Aktuell plant das Little-Bird-Projektteam einen Änderungsservice für Eltern – bislang müssen beispielsweise Umzüge im Familienpunkt oder in den Einrichtungen gemeldet werden. Künftig soll es möglich sein, solche Änderungen direkt im System über den Elternaccount vornehmen zu können.

Darüber hinaus arbeitet das Projektteam an einer Schnittstelle zwischen Little Bird und anderen Verwaltungssystemen von Trägern. So sollen die Verwaltungsaufgaben in einer Kita bei der Platzvergabe effektiver gestaltet werden.

Für alle Fragen rund um Little Bird steht der Familienpunkt 0201/ 88-51777 oder per E-Mail: zur Verfügung.

Doch darauf lässt sich Katja Eimers nicht ein, obwohl sie Verständnis für das Dilemma der Eltern hat: „Ich habe 14 Plätze, die zum Großteil an Geschwisterkinder gehen.“ Bisher seien aber bereits über 100 Anmeldungen eingegangen.

Unter normalen Umständen würde sie auch alle Eltern kennenlernen, die im Kampf um einen Kindergartenplatz auf ihre Einrichtung setzen. Jetzt pflügt sie sich durch die Listen und schaut, welche Kinder aufgrund ihres Alters, Geschlechts und dem Einzugsgebiet am besten passen. „Dann wollen wir gezielt die Eltern einladen, deren Kinder in Frage kommen.“

Voraussichtlich fehlen mindestens 1000 Plätze

Noch bis Anfang des Jahres werden Eltern weitere Anmeldungen erreichen, ab dem 1. März werden die Plätze dann vergeben. Schon jetzt ist klar, dass einige Eltern leer ausgehen werden. Voraussichtlich fehlen auch im kommenden Kindergartenjahr mindestens 1000 Plätze in Essen.

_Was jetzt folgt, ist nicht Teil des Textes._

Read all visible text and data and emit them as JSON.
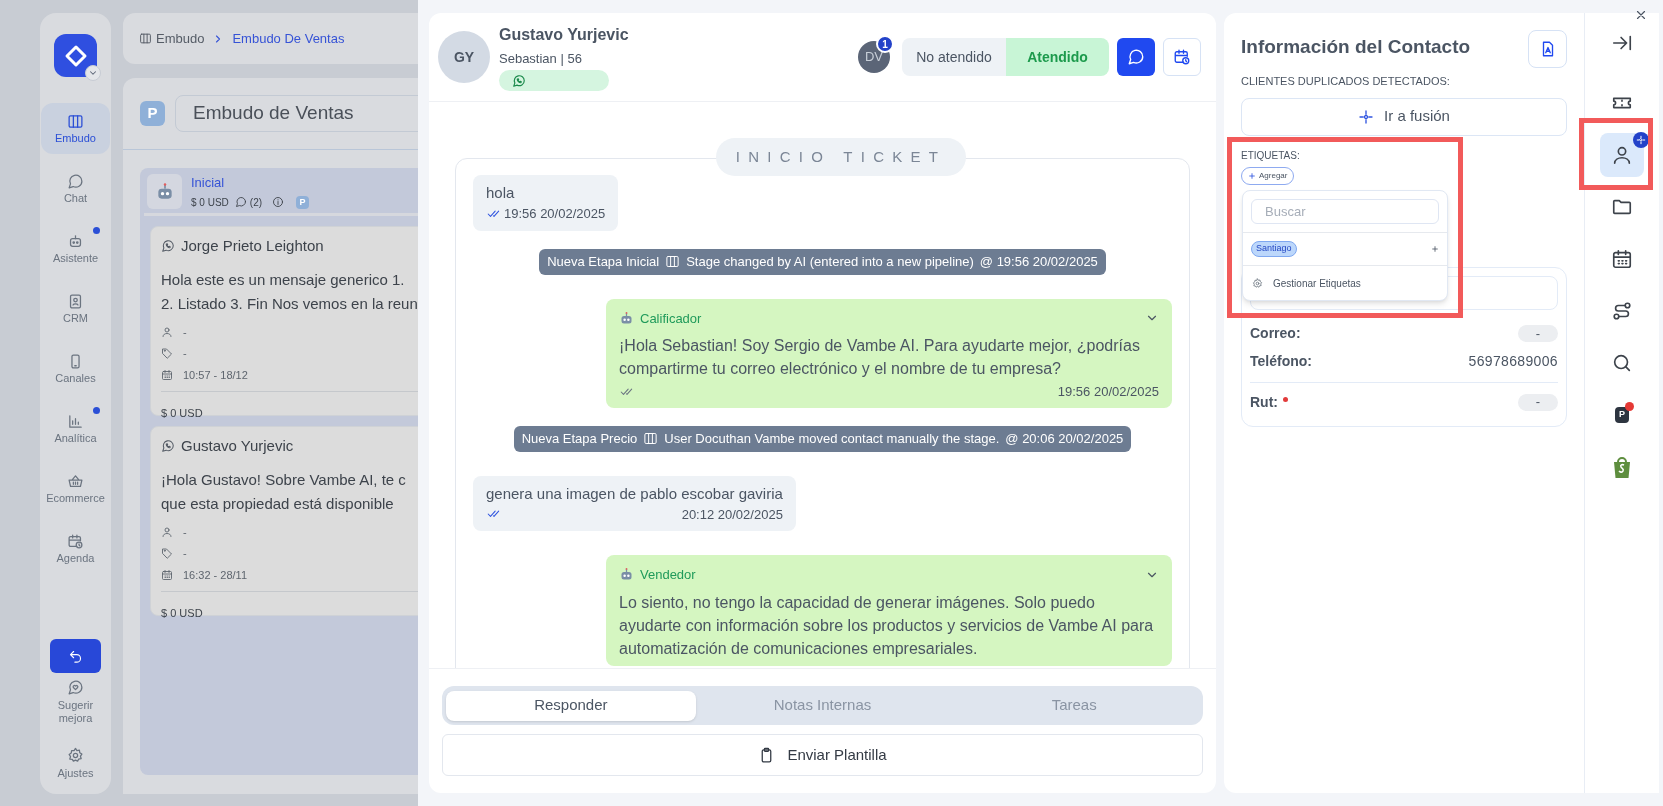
{
  "sidebar": {
    "items": [
      {
        "label": "Embudo",
        "selected": true,
        "dot": false
      },
      {
        "label": "Chat",
        "selected": false,
        "dot": false
      },
      {
        "label": "Asistente",
        "selected": false,
        "dot": true
      },
      {
        "label": "CRM",
        "selected": false,
        "dot": false
      },
      {
        "label": "Canales",
        "selected": false,
        "dot": false
      },
      {
        "label": "Analítica",
        "selected": false,
        "dot": true
      },
      {
        "label": "Ecommerce",
        "selected": false,
        "dot": false
      },
      {
        "label": "Agenda",
        "selected": false,
        "dot": false
      }
    ],
    "bottom": [
      {
        "label": "Sugerir mejora"
      },
      {
        "label": "Ajustes"
      }
    ]
  },
  "breadcrumb": [
    "Embudo",
    "Embudo De Ventas"
  ],
  "pipeline": {
    "badge": "P",
    "name": "Embudo de Ventas"
  },
  "column": {
    "title": "Inicial",
    "amount": "$ 0 USD",
    "comments": "(2)",
    "badge": "P"
  },
  "cards": [
    {
      "name": "Jorge Prieto Leighton",
      "lines": [
        "Hola este es un mensaje generico 1.",
        "2. Listado 3. Fin Nos vemos en la reun"
      ],
      "assignee": "-",
      "tags": "-",
      "date": "10:57 - 18/12",
      "amount": "$ 0 USD"
    },
    {
      "name": "Gustavo Yurjevic",
      "lines": [
        "¡Hola Gustavo! Sobre Vambe AI, te c",
        "que esta propiedad está disponible"
      ],
      "assignee": "-",
      "tags": "-",
      "date": "16:32 - 28/11",
      "amount": "$ 0 USD"
    }
  ],
  "chat": {
    "avatar": "GY",
    "name": "Gustavo Yurjevic",
    "subtitle": "Sebastian | 56",
    "agent": {
      "initials": "DV",
      "count": "1"
    },
    "status_options": [
      {
        "label": "No atendido",
        "selected": false
      },
      {
        "label": "Atendido",
        "selected": true
      }
    ],
    "ticket_label": "INICIO TICKET",
    "messages": [
      {
        "kind": "incoming",
        "text": "hola",
        "time": "19:56 20/02/2025"
      },
      {
        "kind": "event",
        "stage": "Nueva Etapa Inicial",
        "text": "Stage changed by AI (entered into a new pipeline)",
        "time": "@ 19:56 20/02/2025"
      },
      {
        "kind": "outgoing",
        "sender": "Calificador",
        "text": "¡Hola Sebastian! Soy Sergio de Vambe AI. Para ayudarte mejor, ¿podrías compartirme tu correo electrónico y el nombre de tu empresa?",
        "time": "19:56 20/02/2025"
      },
      {
        "kind": "event",
        "stage": "Nueva Etapa Precio",
        "text": "User Docuthan Vambe moved contact manually the stage.",
        "time": "@ 20:06 20/02/2025"
      },
      {
        "kind": "incoming",
        "text": "genera una imagen de pablo escobar gaviria",
        "time": "20:12 20/02/2025"
      },
      {
        "kind": "outgoing",
        "sender": "Vendedor",
        "text": "Lo siento, no tengo la capacidad de generar imágenes. Solo puedo ayudarte con información sobre los productos y servicios de Vambe AI para automatización de comunicaciones empresariales."
      }
    ],
    "composer_tabs": [
      {
        "label": "Responder",
        "selected": true
      },
      {
        "label": "Notas Internas",
        "selected": false
      },
      {
        "label": "Tareas",
        "selected": false
      }
    ],
    "template_button": "Enviar Plantilla"
  },
  "contact": {
    "title": "Información del Contacto",
    "duplicates_label": "CLIENTES DUPLICADOS DETECTADOS:",
    "merge_button": "Ir a fusión",
    "tags_label": "ETIQUETAS:",
    "add_tag": "Agregar",
    "highlighted": true,
    "tag_menu": {
      "placeholder": "Buscar",
      "tags": [
        {
          "label": "Santiago"
        }
      ],
      "manage": "Gestionar Etiquetas"
    },
    "fields": [
      {
        "label": "Correo:",
        "value": "-",
        "kind": "pill",
        "required": false
      },
      {
        "label": "Teléfono:",
        "value": "56978689006",
        "kind": "plain",
        "required": false
      },
      {
        "label": "Rut:",
        "value": "-",
        "kind": "pill",
        "required": true
      }
    ]
  },
  "rail": [
    {
      "selected": false,
      "highlighted": false
    },
    {
      "selected": false,
      "highlighted": false
    },
    {
      "selected": true,
      "highlighted": true
    },
    {
      "selected": false,
      "highlighted": false
    },
    {
      "selected": false,
      "highlighted": false
    },
    {
      "selected": false,
      "highlighted": false
    },
    {
      "selected": false,
      "highlighted": false
    },
    {
      "label": "P",
      "selected": false,
      "highlighted": false
    },
    {
      "selected": false,
      "highlighted": false
    }
  ]
}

Jennifer Schacht hofft, dass sie nicht eine der Leidtragenden ist: „Ich muss definitiv ab August wieder arbeiten.“ Doch sie weiß um die Platznot der Essener Kindergärten und hat schon diverse Szenarien durchgespielt. Eventuell bekommt Nele einen Platz in einer Einrichtung, die ihre Eltern nie von innen gesehen haben. Ansonsten muss sie zunächst von einer Tagesmutter betreut werden und dann in einen Kindergarten wechseln.